David Ramli - PUBLISHED: 26 Apr 2012 12:34:00 - UPDATED: 27 Apr 2012 03:02:54

St George Bank has hit back at reports that 200 technology staff are to be fired and said that any employees let go would be “no worse off”.

The comments follow reports up to 200 jobs in the IT division are to be outsourced to IBM. Westpac Banking Corp bought St George in 2008.

IBM is just one of many companies benefiting from a shift to outsourcing jobs overseas. It does significant amounts of business in low-cost locations in countries such as India.

According to a statement by Westpac general manager for service delivery infrastructure Gary Sim, no final decision had been made on the fate of its IT workers.

“At this point in time it is a review only and no decision has been made,” he said. “Should we proceed with any changes, jobs will remain in Australia and there are no plans for redundancies.

“The aim would be for staff to transfer across to our service provider and stay within the St George office. If we go ahead, no employee would be worse off.”

The cuts would be the latest in a string of firings that have hit the financial services industry hard. Westpac has signalled plans to slash 560 roles and earlier this month ANZ Banking Group axed 230 staff as part of its plans to cut 1000 positions.

Macquarie’s domestic business cut 626 jobs in the nine months to December 31, and almost 900 staff were dropped globally. Analysts at UBS estimate 7000 jobs could be cut in the financial services sector.

Last month Westpac’s new technology chief, Clive Whincup, said the bank would forge ahead with ambitious IT plans despite redundancies and headcount reductions.

“Our internal flexibility and agility will be hugely improved, but it is a painful process to go through to get there,” he said.

“I am convinced that we will end up with a much more effective, flexible and agile applications environment to work in and I am convinced that it will give us huge benefits in the future.”

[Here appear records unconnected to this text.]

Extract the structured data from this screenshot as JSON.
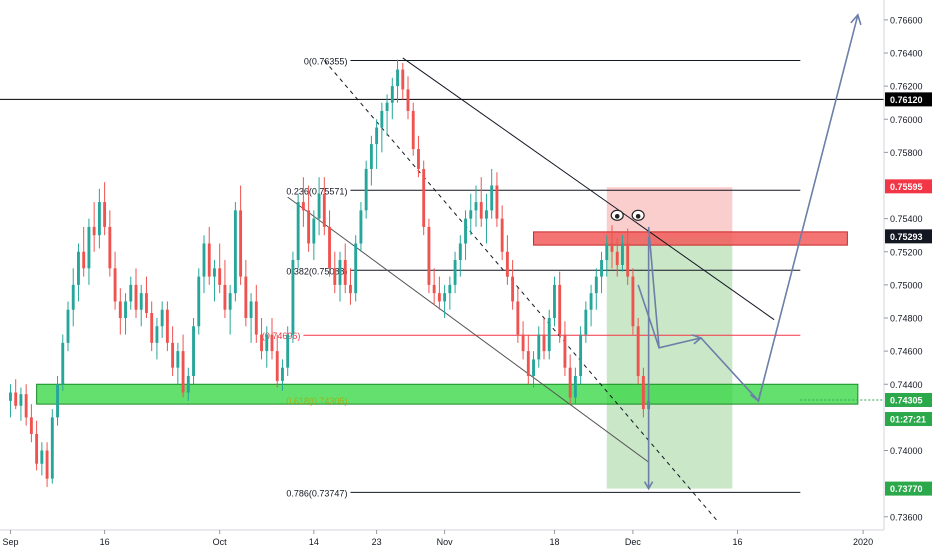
{
  "chart_data": {
    "type": "candlestick",
    "instrument_scale": "price",
    "y_axis": {
      "position": "right",
      "ylim": [
        0.7352,
        0.7672
      ],
      "ticks": [
        "0.76600",
        "0.76400",
        "0.76200",
        "0.76000",
        "0.75800",
        "0.75400",
        "0.75200",
        "0.75000",
        "0.74800",
        "0.74600",
        "0.74400",
        "0.74000",
        "0.73600"
      ],
      "tick_values": [
        0.766,
        0.764,
        0.762,
        0.76,
        0.758,
        0.754,
        0.752,
        0.75,
        0.748,
        0.746,
        0.744,
        0.74,
        0.736
      ]
    },
    "x_axis": {
      "labels": [
        "Sep",
        "16",
        "Oct",
        "14",
        "23",
        "Nov",
        "18",
        "Dec",
        "16",
        "2020"
      ],
      "label_index": [
        0,
        18,
        40,
        58,
        70,
        83,
        104,
        119,
        139,
        163
      ],
      "index_range": [
        -2,
        167
      ]
    },
    "price_tags": [
      {
        "label": "0.76120",
        "value": 0.7612,
        "color": "#000000",
        "text_color": "#ffffff"
      },
      {
        "label": "0.75595",
        "value": 0.75595,
        "color": "#f23645",
        "text_color": "#ffffff"
      },
      {
        "label": "0.75293",
        "value": 0.75293,
        "color": "#131722",
        "text_color": "#ffffff"
      },
      {
        "label": "0.74305",
        "value": 0.74305,
        "color": "#2aa84a",
        "text_color": "#ffffff"
      },
      {
        "label": "01:27:21",
        "value": 0.7419,
        "color": "#2aa84a",
        "text_color": "#ffffff"
      },
      {
        "label": "0.73770",
        "value": 0.7377,
        "color": "#2aa84a",
        "text_color": "#ffffff"
      }
    ],
    "fib_levels": [
      {
        "label": "0(0.76355)",
        "value": 0.76355
      },
      {
        "label": "0.236(0.75571)",
        "value": 0.75571
      },
      {
        "label": "0.382(0.75088)",
        "value": 0.75088
      },
      {
        "label": "(0.74696)",
        "value": 0.74696
      },
      {
        "label": "0.786(0.73747)",
        "value": 0.73747
      }
    ],
    "fib_faded_label": "0.618(0.74305)",
    "zones": {
      "resistance": {
        "from": 0.7524,
        "to": 0.7532
      },
      "support": {
        "from": 0.7428,
        "to": 0.744
      }
    },
    "position": {
      "entry": 0.7529,
      "stop": 0.7559,
      "target": 0.7377,
      "start_index": 114,
      "end_index": 138
    },
    "horizontal_line": 0.7612,
    "candles": [
      [
        0.743,
        0.744,
        0.742,
        0.7435
      ],
      [
        0.7435,
        0.7443,
        0.7425,
        0.7427
      ],
      [
        0.7427,
        0.7438,
        0.7418,
        0.7434
      ],
      [
        0.7434,
        0.744,
        0.7415,
        0.742
      ],
      [
        0.742,
        0.7428,
        0.7405,
        0.741
      ],
      [
        0.741,
        0.7418,
        0.7388,
        0.7392
      ],
      [
        0.7392,
        0.7405,
        0.7385,
        0.74
      ],
      [
        0.74,
        0.7405,
        0.7378,
        0.7383
      ],
      [
        0.7383,
        0.7425,
        0.738,
        0.742
      ],
      [
        0.742,
        0.7445,
        0.7415,
        0.744
      ],
      [
        0.744,
        0.747,
        0.7436,
        0.7465
      ],
      [
        0.7465,
        0.749,
        0.746,
        0.7485
      ],
      [
        0.7485,
        0.751,
        0.7475,
        0.75
      ],
      [
        0.75,
        0.7525,
        0.749,
        0.752
      ],
      [
        0.752,
        0.7535,
        0.7505,
        0.751
      ],
      [
        0.751,
        0.754,
        0.75,
        0.7535
      ],
      [
        0.7535,
        0.755,
        0.752,
        0.753
      ],
      [
        0.753,
        0.7558,
        0.7522,
        0.755
      ],
      [
        0.755,
        0.7562,
        0.753,
        0.7535
      ],
      [
        0.7535,
        0.7545,
        0.7505,
        0.751
      ],
      [
        0.751,
        0.752,
        0.7485,
        0.749
      ],
      [
        0.749,
        0.7498,
        0.747,
        0.748
      ],
      [
        0.748,
        0.7495,
        0.747,
        0.749
      ],
      [
        0.749,
        0.7505,
        0.7485,
        0.75
      ],
      [
        0.75,
        0.751,
        0.748,
        0.7485
      ],
      [
        0.7485,
        0.75,
        0.7475,
        0.7495
      ],
      [
        0.7495,
        0.7505,
        0.748,
        0.7483
      ],
      [
        0.7483,
        0.749,
        0.746,
        0.7465
      ],
      [
        0.7465,
        0.748,
        0.7455,
        0.7475
      ],
      [
        0.7475,
        0.749,
        0.7468,
        0.7485
      ],
      [
        0.7485,
        0.749,
        0.746,
        0.7465
      ],
      [
        0.7465,
        0.7475,
        0.7445,
        0.745
      ],
      [
        0.745,
        0.7465,
        0.744,
        0.746
      ],
      [
        0.746,
        0.747,
        0.7432,
        0.7435
      ],
      [
        0.7435,
        0.745,
        0.743,
        0.7445
      ],
      [
        0.7445,
        0.748,
        0.744,
        0.7475
      ],
      [
        0.7475,
        0.751,
        0.747,
        0.7505
      ],
      [
        0.7505,
        0.753,
        0.7495,
        0.7525
      ],
      [
        0.7525,
        0.7535,
        0.75,
        0.7505
      ],
      [
        0.7505,
        0.7515,
        0.749,
        0.751
      ],
      [
        0.751,
        0.7525,
        0.7495,
        0.75
      ],
      [
        0.75,
        0.7515,
        0.748,
        0.7485
      ],
      [
        0.7485,
        0.75,
        0.747,
        0.7495
      ],
      [
        0.7495,
        0.755,
        0.749,
        0.7545
      ],
      [
        0.7545,
        0.756,
        0.75,
        0.7505
      ],
      [
        0.7505,
        0.7515,
        0.7475,
        0.748
      ],
      [
        0.748,
        0.7495,
        0.7465,
        0.749
      ],
      [
        0.749,
        0.75,
        0.7465,
        0.747
      ],
      [
        0.747,
        0.748,
        0.7455,
        0.746
      ],
      [
        0.746,
        0.7475,
        0.745,
        0.747
      ],
      [
        0.747,
        0.748,
        0.7455,
        0.746
      ],
      [
        0.746,
        0.747,
        0.7438,
        0.7442
      ],
      [
        0.7442,
        0.7455,
        0.7436,
        0.745
      ],
      [
        0.745,
        0.7475,
        0.7445,
        0.747
      ],
      [
        0.747,
        0.752,
        0.7465,
        0.7515
      ],
      [
        0.7515,
        0.7555,
        0.751,
        0.755
      ],
      [
        0.755,
        0.7565,
        0.7535,
        0.7545
      ],
      [
        0.7545,
        0.756,
        0.752,
        0.7525
      ],
      [
        0.7525,
        0.7545,
        0.7515,
        0.754
      ],
      [
        0.754,
        0.7565,
        0.753,
        0.7555
      ],
      [
        0.7555,
        0.7565,
        0.753,
        0.7535
      ],
      [
        0.7535,
        0.7545,
        0.7505,
        0.751
      ],
      [
        0.751,
        0.752,
        0.7495,
        0.75
      ],
      [
        0.75,
        0.752,
        0.749,
        0.7515
      ],
      [
        0.7515,
        0.7525,
        0.7495,
        0.75
      ],
      [
        0.75,
        0.751,
        0.7488,
        0.7495
      ],
      [
        0.7495,
        0.753,
        0.749,
        0.7525
      ],
      [
        0.7525,
        0.755,
        0.752,
        0.7545
      ],
      [
        0.7545,
        0.7575,
        0.754,
        0.757
      ],
      [
        0.757,
        0.759,
        0.756,
        0.7585
      ],
      [
        0.7585,
        0.76,
        0.757,
        0.7595
      ],
      [
        0.7595,
        0.761,
        0.758,
        0.7605
      ],
      [
        0.7605,
        0.7615,
        0.759,
        0.761
      ],
      [
        0.761,
        0.7625,
        0.76,
        0.762
      ],
      [
        0.762,
        0.7636,
        0.761,
        0.763
      ],
      [
        0.763,
        0.7634,
        0.7612,
        0.7618
      ],
      [
        0.7618,
        0.7626,
        0.76,
        0.7605
      ],
      [
        0.7605,
        0.761,
        0.7578,
        0.7582
      ],
      [
        0.7582,
        0.759,
        0.7565,
        0.757
      ],
      [
        0.757,
        0.7575,
        0.753,
        0.7535
      ],
      [
        0.7535,
        0.754,
        0.7495,
        0.75
      ],
      [
        0.75,
        0.751,
        0.7488,
        0.7495
      ],
      [
        0.7495,
        0.7505,
        0.7485,
        0.749
      ],
      [
        0.749,
        0.75,
        0.748,
        0.7495
      ],
      [
        0.7495,
        0.7505,
        0.7485,
        0.75
      ],
      [
        0.75,
        0.752,
        0.7495,
        0.7515
      ],
      [
        0.7515,
        0.753,
        0.7505,
        0.7525
      ],
      [
        0.7525,
        0.7545,
        0.7515,
        0.754
      ],
      [
        0.754,
        0.7555,
        0.753,
        0.7545
      ],
      [
        0.7545,
        0.756,
        0.7535,
        0.755
      ],
      [
        0.755,
        0.7565,
        0.7535,
        0.754
      ],
      [
        0.754,
        0.7555,
        0.7525,
        0.7545
      ],
      [
        0.7545,
        0.757,
        0.754,
        0.756
      ],
      [
        0.756,
        0.7568,
        0.7535,
        0.754
      ],
      [
        0.754,
        0.7548,
        0.7515,
        0.752
      ],
      [
        0.752,
        0.753,
        0.75,
        0.7505
      ],
      [
        0.7505,
        0.7515,
        0.7485,
        0.749
      ],
      [
        0.749,
        0.7498,
        0.7465,
        0.747
      ],
      [
        0.747,
        0.7478,
        0.7455,
        0.746
      ],
      [
        0.746,
        0.747,
        0.744,
        0.7445
      ],
      [
        0.7445,
        0.746,
        0.7438,
        0.7455
      ],
      [
        0.7455,
        0.7475,
        0.745,
        0.747
      ],
      [
        0.747,
        0.748,
        0.7455,
        0.746
      ],
      [
        0.746,
        0.7485,
        0.7455,
        0.748
      ],
      [
        0.748,
        0.7505,
        0.7475,
        0.75
      ],
      [
        0.75,
        0.7508,
        0.7465,
        0.747
      ],
      [
        0.747,
        0.7478,
        0.7445,
        0.745
      ],
      [
        0.745,
        0.7458,
        0.7428,
        0.7432
      ],
      [
        0.7432,
        0.745,
        0.7428,
        0.7445
      ],
      [
        0.7445,
        0.7475,
        0.744,
        0.747
      ],
      [
        0.747,
        0.749,
        0.7465,
        0.7485
      ],
      [
        0.7485,
        0.75,
        0.7475,
        0.7495
      ],
      [
        0.7495,
        0.751,
        0.7485,
        0.7505
      ],
      [
        0.7505,
        0.752,
        0.7495,
        0.7515
      ],
      [
        0.7515,
        0.753,
        0.7505,
        0.7525
      ],
      [
        0.7525,
        0.7536,
        0.751,
        0.752
      ],
      [
        0.752,
        0.7528,
        0.7505,
        0.7512
      ],
      [
        0.7512,
        0.753,
        0.7508,
        0.7525
      ],
      [
        0.7525,
        0.7534,
        0.75,
        0.7505
      ],
      [
        0.7505,
        0.751,
        0.747,
        0.7475
      ],
      [
        0.7475,
        0.748,
        0.744,
        0.7445
      ],
      [
        0.7445,
        0.745,
        0.742,
        0.7425
      ],
      [
        0.7425,
        0.744,
        0.7415,
        0.743
      ]
    ]
  }
}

Commonwealth Bank of Australia chief executive Ian Narev said recently outsourcing led to poorer customer service and operational risks. He assured staff there were no mass redundancy plans. “In my experience – particularly 10 years of looking at different business cases with offshoring and labour cost arbitrage – the number of disappointments you get with service levels and operational risks on the people who are actually doing this for you overseas, never gets factored well enough into the business cases.” he said.